The positive news of ex-consultants as the new titans is tempered by a couple of high-profile failures. In an ironic twist, the day of Rometty's announcement, former McKinsey managing director Rajat Gupta was formally indicted on criminal charges of insider trading.

It's important to note that while Gupta's trial will surely grab headlines, his reported indiscretions occurred while serving as board member to Goldman Sachs. McKinsey's reputation suffered more, in my opinion, from former senior director Anil Kumar's guilty admission last year on similar charges. It was Kumar, after all, who profited by directly trading on confidential information from McKinsey clients.

So what does it all mean? The Harvard Crimson student newspaper suggested in a recent article that students' fascination with consulting is based on the hyperbole touted by consultancies themselves: "consulting firms repeatedly emphasize that they are a career choice that opens doorways rather than closes them … the firms that come to campus definitely position themselves as ladders to corporate promotion, allowing students to bypass years of unglorified introductory work at the lower levels of their dream industries."

Individuals like Romney, Whitman, and Rometty actually demonstrate that consulting careers do lead to the highest levels of power. Meanwhile, consultants were only bit players in the insider trading scandal that embroiled dozens of Wall Street traders and executives beyond Gupta and Kumar (Bob Moffatt, Rometty's rival for IBM's top spot, was an early guilty plea). We have long chronicled the industry's penchant for individual hubris and stupidity. Consultants' proximity to power sometimes causes them lapses in judgment. They forget the root tenets of being a "Trusted Advisor"—namely trust and advice.

All the prominence of successful ex-consultants can be un-done by the sins of a few. Client concerns regarding consultants are increasingly focused on "the trust issue." The global financial crisis and ensuing recession put a not-so-flattering spotlight on the consulting industry. Now, the European Union has sought to force divestiture of the Big 4's consulting arms, so as to limit their clout and avert inherent conflicts of interest in providing business audit and management advisory services to the same clients.

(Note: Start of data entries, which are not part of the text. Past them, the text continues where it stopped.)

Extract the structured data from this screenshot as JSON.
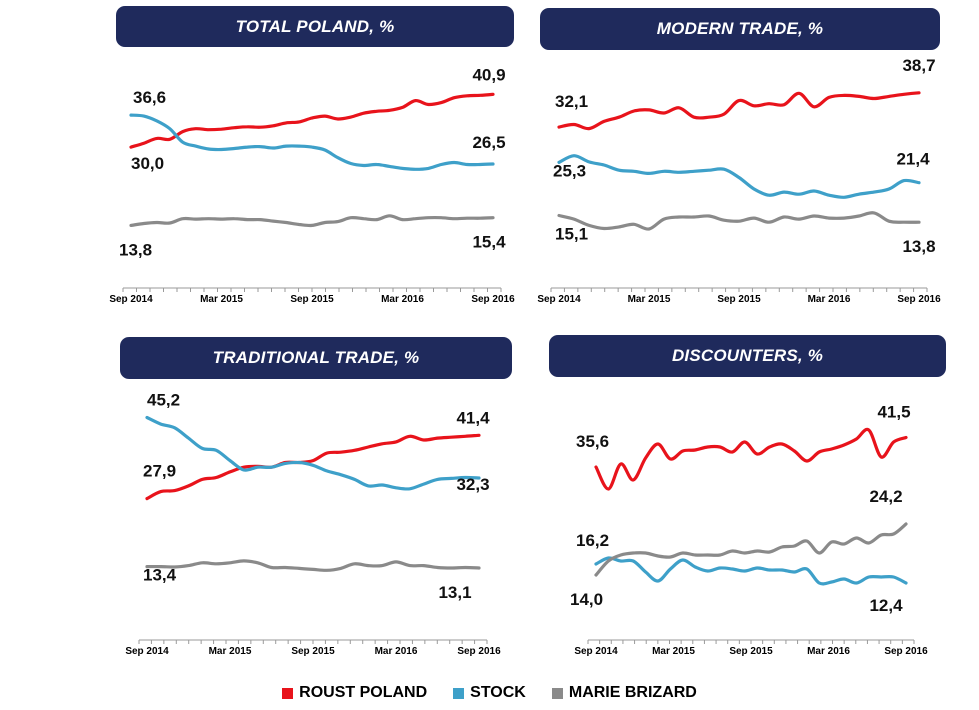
{
  "colors": {
    "header_bg": "#1f2a5c",
    "roust": "#e8131b",
    "stock": "#3ea0c9",
    "marie": "#8a8a8a"
  },
  "legend": [
    {
      "label": "ROUST POLAND",
      "color": "#e8131b"
    },
    {
      "label": "STOCK",
      "color": "#3ea0c9"
    },
    {
      "label": "MARIE BRIZARD",
      "color": "#8a8a8a"
    }
  ],
  "chart_data": [
    {
      "type": "line",
      "title": "TOTAL POLAND, %",
      "x_ticks": [
        "Sep 2014",
        "Mar 2015",
        "Sep 2015",
        "Mar 2016",
        "Sep 2016"
      ],
      "ylim": [
        5,
        48
      ],
      "grid": false,
      "series": [
        {
          "name": "ROUST POLAND",
          "values": [
            30.0,
            30.8,
            31.8,
            31.6,
            33.2,
            33.8,
            33.6,
            33.7,
            34.0,
            34.2,
            34.1,
            34.4,
            35.0,
            35.2,
            36.0,
            36.4,
            35.8,
            36.2,
            37.0,
            37.4,
            37.6,
            38.2,
            39.6,
            38.8,
            39.2,
            40.2,
            40.6,
            40.7,
            40.9
          ],
          "labels": [
            {
              "i": 0,
              "text": "30,0"
            },
            {
              "i": 28,
              "text": "40,9"
            }
          ]
        },
        {
          "name": "STOCK",
          "values": [
            36.6,
            36.4,
            35.4,
            33.8,
            31.0,
            30.2,
            29.6,
            29.5,
            29.7,
            30.0,
            30.1,
            29.8,
            30.2,
            30.2,
            30.0,
            29.4,
            27.8,
            26.6,
            26.2,
            26.4,
            26.0,
            25.6,
            25.4,
            25.6,
            26.4,
            26.8,
            26.4,
            26.4,
            26.5
          ],
          "labels": [
            {
              "i": 0,
              "text": "36,6"
            },
            {
              "i": 28,
              "text": "26,5"
            }
          ]
        },
        {
          "name": "MARIE BRIZARD",
          "values": [
            13.8,
            14.2,
            14.4,
            14.3,
            15.2,
            15.1,
            15.2,
            15.1,
            15.2,
            15.0,
            15.0,
            14.7,
            14.4,
            14.0,
            13.8,
            14.4,
            14.6,
            15.4,
            15.2,
            15.0,
            15.8,
            15.0,
            15.2,
            15.4,
            15.4,
            15.2,
            15.3,
            15.3,
            15.4
          ],
          "labels": [
            {
              "i": 0,
              "text": "13,8"
            },
            {
              "i": 28,
              "text": "15,4"
            }
          ]
        }
      ]
    },
    {
      "type": "line",
      "title": "MODERN TRADE, %",
      "x_ticks": [
        "Sep 2014",
        "Mar 2015",
        "Sep 2015",
        "Mar 2016",
        "Sep 2016"
      ],
      "ylim": [
        5,
        45
      ],
      "grid": false,
      "series": [
        {
          "name": "ROUST POLAND",
          "values": [
            32.1,
            32.6,
            31.8,
            33.2,
            34.0,
            35.2,
            35.4,
            34.8,
            35.8,
            34.0,
            34.0,
            34.6,
            37.2,
            36.2,
            36.6,
            36.4,
            38.6,
            36.0,
            37.8,
            38.2,
            38.0,
            37.6,
            38.0,
            38.4,
            38.7
          ],
          "labels": [
            {
              "i": 0,
              "text": "32,1"
            },
            {
              "i": 24,
              "text": "38,7"
            }
          ]
        },
        {
          "name": "STOCK",
          "values": [
            25.3,
            26.6,
            25.4,
            24.8,
            23.8,
            23.6,
            23.2,
            23.6,
            23.4,
            23.6,
            23.8,
            24.0,
            22.4,
            20.2,
            19.0,
            19.6,
            19.2,
            19.8,
            19.0,
            18.6,
            19.2,
            19.6,
            20.2,
            21.8,
            21.4
          ],
          "labels": [
            {
              "i": 0,
              "text": "25,3"
            },
            {
              "i": 24,
              "text": "21,4"
            }
          ]
        },
        {
          "name": "MARIE BRIZARD",
          "values": [
            15.1,
            14.4,
            13.2,
            12.6,
            12.9,
            13.4,
            12.5,
            14.4,
            14.8,
            14.8,
            15.0,
            14.2,
            14.0,
            14.6,
            13.8,
            14.8,
            14.4,
            15.0,
            14.6,
            14.6,
            15.0,
            15.6,
            14.0,
            13.8,
            13.8
          ],
          "labels": [
            {
              "i": 0,
              "text": "15,1"
            },
            {
              "i": 24,
              "text": "13,8"
            }
          ]
        }
      ]
    },
    {
      "type": "line",
      "title": "TRADITIONAL TRADE, %",
      "x_ticks": [
        "Sep 2014",
        "Mar 2015",
        "Sep 2015",
        "Mar 2016",
        "Sep 2016"
      ],
      "ylim": [
        2,
        50
      ],
      "grid": false,
      "series": [
        {
          "name": "ROUST POLAND",
          "values": [
            27.9,
            29.4,
            29.6,
            30.6,
            32.0,
            32.4,
            33.6,
            34.6,
            34.8,
            34.6,
            35.6,
            35.6,
            36.0,
            37.6,
            37.8,
            38.2,
            38.9,
            39.6,
            40.0,
            41.2,
            40.4,
            40.8,
            41.0,
            41.2,
            41.4
          ],
          "labels": [
            {
              "i": 0,
              "text": "27,9"
            },
            {
              "i": 24,
              "text": "41,4"
            }
          ]
        },
        {
          "name": "STOCK",
          "values": [
            45.2,
            43.8,
            43.0,
            40.8,
            38.6,
            38.2,
            36.0,
            34.0,
            34.6,
            34.6,
            35.4,
            35.6,
            35.0,
            33.8,
            33.0,
            32.0,
            30.6,
            30.8,
            30.2,
            30.0,
            31.0,
            32.0,
            32.2,
            32.4,
            32.3
          ],
          "labels": [
            {
              "i": 0,
              "text": "45,2"
            },
            {
              "i": 24,
              "text": "32,3"
            }
          ]
        },
        {
          "name": "MARIE BRIZARD",
          "values": [
            13.4,
            13.4,
            13.3,
            13.6,
            14.2,
            14.0,
            14.2,
            14.6,
            14.2,
            13.2,
            13.2,
            13.0,
            12.8,
            12.6,
            13.0,
            14.0,
            13.6,
            13.6,
            14.4,
            13.6,
            13.6,
            13.2,
            13.1,
            13.2,
            13.1
          ],
          "labels": [
            {
              "i": 0,
              "text": "13,4"
            },
            {
              "i": 24,
              "text": "13,1"
            }
          ]
        }
      ]
    },
    {
      "type": "line",
      "title": "DISCOUNTERS, %",
      "x_ticks": [
        "Sep 2014",
        "Mar 2015",
        "Sep 2015",
        "Mar 2016",
        "Sep 2016"
      ],
      "ylim": [
        5,
        50
      ],
      "grid": false,
      "series": [
        {
          "name": "ROUST POLAND",
          "values": [
            35.6,
            31.2,
            36.2,
            33.0,
            37.4,
            40.2,
            37.2,
            38.8,
            39.0,
            39.6,
            39.6,
            38.6,
            40.6,
            38.2,
            39.6,
            40.2,
            38.8,
            36.8,
            38.6,
            39.2,
            40.0,
            41.2,
            43.0,
            37.6,
            40.6,
            41.5
          ],
          "labels": [
            {
              "i": 0,
              "text": "35,6"
            },
            {
              "i": 25,
              "text": "41,5"
            }
          ]
        },
        {
          "name": "STOCK",
          "values": [
            16.2,
            17.4,
            16.8,
            16.8,
            14.6,
            12.8,
            15.2,
            17.0,
            15.6,
            14.8,
            15.4,
            15.2,
            14.8,
            15.4,
            15.0,
            15.0,
            14.6,
            15.2,
            12.4,
            12.6,
            13.2,
            12.4,
            13.6,
            13.6,
            13.6,
            12.4
          ],
          "labels": [
            {
              "i": 0,
              "text": "16,2"
            },
            {
              "i": 25,
              "text": "12,4"
            }
          ]
        },
        {
          "name": "MARIE BRIZARD",
          "values": [
            14.0,
            16.8,
            18.0,
            18.4,
            18.4,
            17.8,
            17.6,
            18.4,
            18.0,
            18.0,
            18.0,
            18.8,
            18.4,
            18.8,
            18.6,
            19.6,
            19.8,
            20.8,
            18.4,
            20.6,
            20.2,
            21.4,
            20.4,
            22.0,
            22.2,
            24.2
          ],
          "labels": [
            {
              "i": 0,
              "text": "14,0"
            },
            {
              "i": 25,
              "text": "24,2"
            }
          ]
        }
      ]
    }
  ]
}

Bash-the-consultant underlies the fact that consulting remains inherently unregulated. Unlike virtually any other professional service, management consultants require no licensure or certification to practice their craft. The consulting-specific professional groups that exist (i.e. AMCF, FEACO, Zen-Noh-Ren, IMC) attract a subset of members. But no one group can claim unanimity for the profession, and so cannot impose across-the-board standards or mete punishment to the industry's bad elements.

Ten years ago, U.S.-sponsored Sarbanes-Oxley was intended, among other things, to separate the Big 4's accounting firms' U.S. consulting arms. Legislation did not have the desired effect given those practices are stronger than ever. The EU's effort may prove more lasting given the tighter bonds between European audit and consulting. But realistically, clients themselves will regulate bad behavior, particularly with the increased involvement of client procurement officials.

In the future, poor consulting results—even from good consultants—may prove more litigious than just unacceptable. And fewer ex-consultants will be in line for top corporate and political posts.